Host A: Right, and there are two main ways to use it. File-first, where you organise things like Markdown docs in directories with automatic versioning and atomic writes. And data-first, where you mount an existing PostgreSQL database and just start poking around its data.
Host B: The data-first one is really interesting to me — so you can filter and sort data just through the filesystem path itself, and that translates into actual database queries behind the scenes?
Host A: That's the idea. You're essentially querying without writing a single line of SQL. Each file maps to a real PostgreSQL row, and multiple agents or humans can read and write concurrently without stepping on each other.
Host B: Okay but I have to ask the obvious question — performance.
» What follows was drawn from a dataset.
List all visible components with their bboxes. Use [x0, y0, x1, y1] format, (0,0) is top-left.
Because this sounds great for small workloads, but what happens when you've got a massive dataset?
Host A: You're not alone in wondering that. Over on Hacker News, that's basically the top concern. One user pointed out it'll probably shine for config data, context files, smaller datasets — things that fit comfortably in memory — but might struggle beyond that. It is described as experimental, to be fair.
Host B: And it's worth noting there's some historical precedent here too, right? Someone actually compared it to Oracle's old Internet Filesystem from the early 2000s.
Host A: Yeah, Franck Pachot from MongoDB brought that up — he mentioned Oracle got so excited about mounting databases as filesystems back in the Y2K era that they literally rebranded with a lowercase "i" in Oracle 8i. So this idea has been floating around for a while, TigerFS is just bringing it into the age of AI agents.
Host B: Practical setup question — how do you actually get this running?
Host A: On Linux it mounts via FUSE, on macOS via NFS, and it connects to any existing PostgreSQL instance or a managed cloud service. MIT licensed, no external dependencies. So the barrier to trying it is pretty low.
Host B: Honestly I think the coolest part is how it reframes the filesystem as the API itself — no abstraction layer, no SDK to learn, just the tools developers already know.
Host A: Freedman literally put it that way: "The filesystem is the API." And he said he's curious what else people might use it for beyond agent workflows, which suggests there's a lot of unexplored territory here.
Host B: I'd love to see this used for developer tooling around migrations or data exploration — just grep-ing through your production schema feels both terrifying and incredibly convenient.
Host A: Ha, that's the DevTools spirit — equal parts exciting and slightly dangerous. Alright, TigerFS is worth keeping an eye on if you're building agent workflows or just love creative PostgreSQL experiments. Links in the show notes as always.